Imagine that you are in a room with several mutually suspicious people who each want to collectively agree on a random number from 0 to 9. Each is suspicious that some of the others want to bias the choice. They can agree to the following protocol. They all submit a sealed number between 0 and 9. When they have all been submitted, the submissions are all unsealed and the numbers summed. The sum modulo 10 has a flat distribution if at least one of the submitters has chosen his number from a flat distribution.

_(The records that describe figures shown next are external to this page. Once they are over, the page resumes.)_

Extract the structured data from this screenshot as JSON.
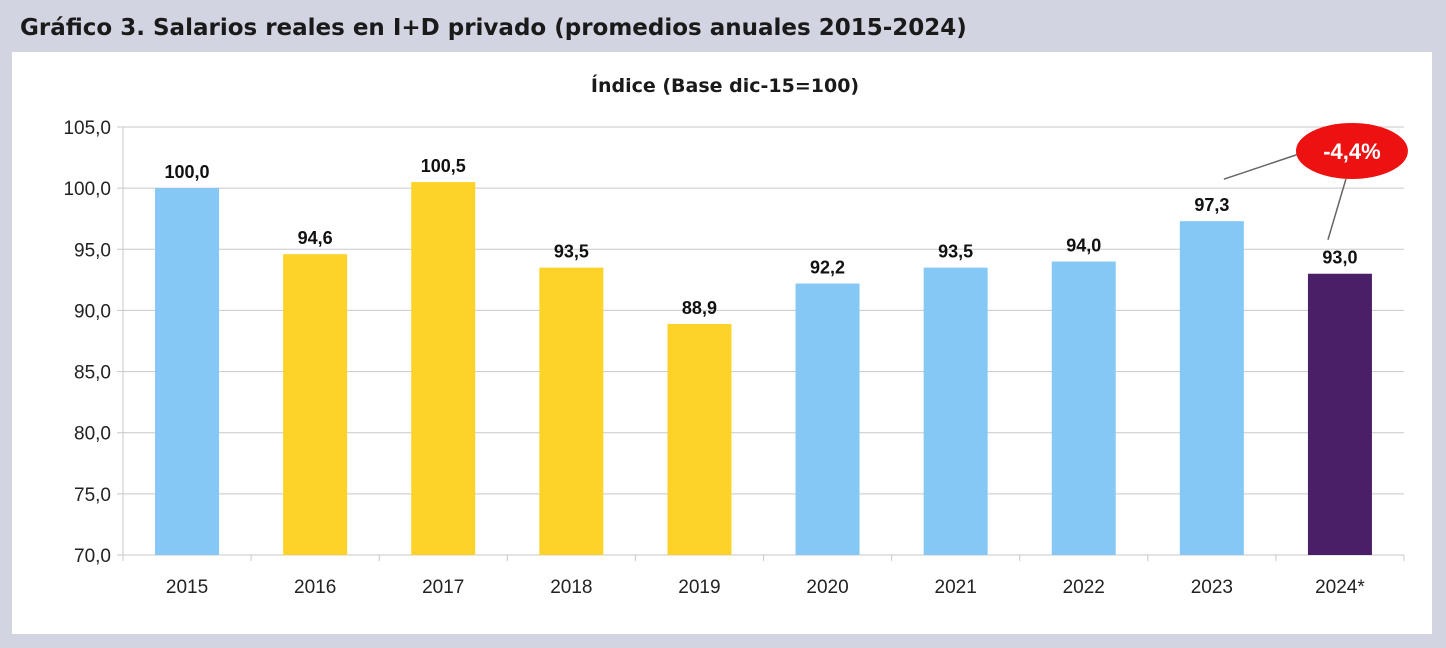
{
  "figure": {
    "title": "Gráfico 3. Salarios reales en I+D privado (promedios anuales 2015-2024)"
  },
  "chart_data": {
    "type": "bar",
    "title": "Índice (Base dic-15=100)",
    "xlabel": "",
    "ylabel": "",
    "ylim": [
      70,
      105
    ],
    "yticks": [
      70,
      75,
      80,
      85,
      90,
      95,
      100,
      105
    ],
    "ytick_labels": [
      "70,0",
      "75,0",
      "80,0",
      "85,0",
      "90,0",
      "95,0",
      "100,0",
      "105,0"
    ],
    "grid": true,
    "categories": [
      "2015",
      "2016",
      "2017",
      "2018",
      "2019",
      "2020",
      "2021",
      "2022",
      "2023",
      "2024*"
    ],
    "values": [
      100.0,
      94.6,
      100.5,
      93.5,
      88.9,
      92.2,
      93.5,
      94.0,
      97.3,
      93.0
    ],
    "value_labels": [
      "100,0",
      "94,6",
      "100,5",
      "93,5",
      "88,9",
      "92,2",
      "93,5",
      "94,0",
      "97,3",
      "93,0"
    ],
    "bar_colors": [
      "#85c8f6",
      "#fdd32a",
      "#fdd32a",
      "#fdd32a",
      "#fdd32a",
      "#85c8f6",
      "#85c8f6",
      "#85c8f6",
      "#85c8f6",
      "#4b1f68"
    ],
    "annotation": {
      "text": "-4,4%",
      "from_category": "2023",
      "to_category": "2024*",
      "color": "#ee1111"
    }
  }
}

If any person X actually wants a flat resulting definition and is competent to choose one, then X can reason as follows. No one can know what x’s choice will be. The others will each choose a number and the sum of those will be z. If X chooses x then the ultimate collective choice will be x+z. If x is from a flat distribution, then so is x+z.

In one of them is honest and competent, then the others can not cause a bias, even in collusion!

This uses x+y = y+x and x+(y+z) = (x+y)+z where + is mod 10. That’s all you need for + and that is why exclusive or and several other operations work as well here.

More generally the derived number has more entropy than the max of the entropy of the submitters. If the input from the max submitter is independent from the other’s. You can compute entropy as follows: if the probability number d is Pd then the entropy of the selection is −∑Pd log(Pd). Shannon defined information (entropy) quantitatively and derived this.

If in the protocol the sum is not announced, then baring total collusion, no one will know the sum unless it is announced.


Suppose that the probability of x is px and that of y is py. The probability of x xor y is
P(x ⩝ y) = P(x)(1 − P(y)) + (1 − P(x))P(y) = P(x) + P(y) − 2P(x)P(y). P(x ⩝ y) is never farther from 0.5 than either P(x) or P(y) — a tedious but elementary slog.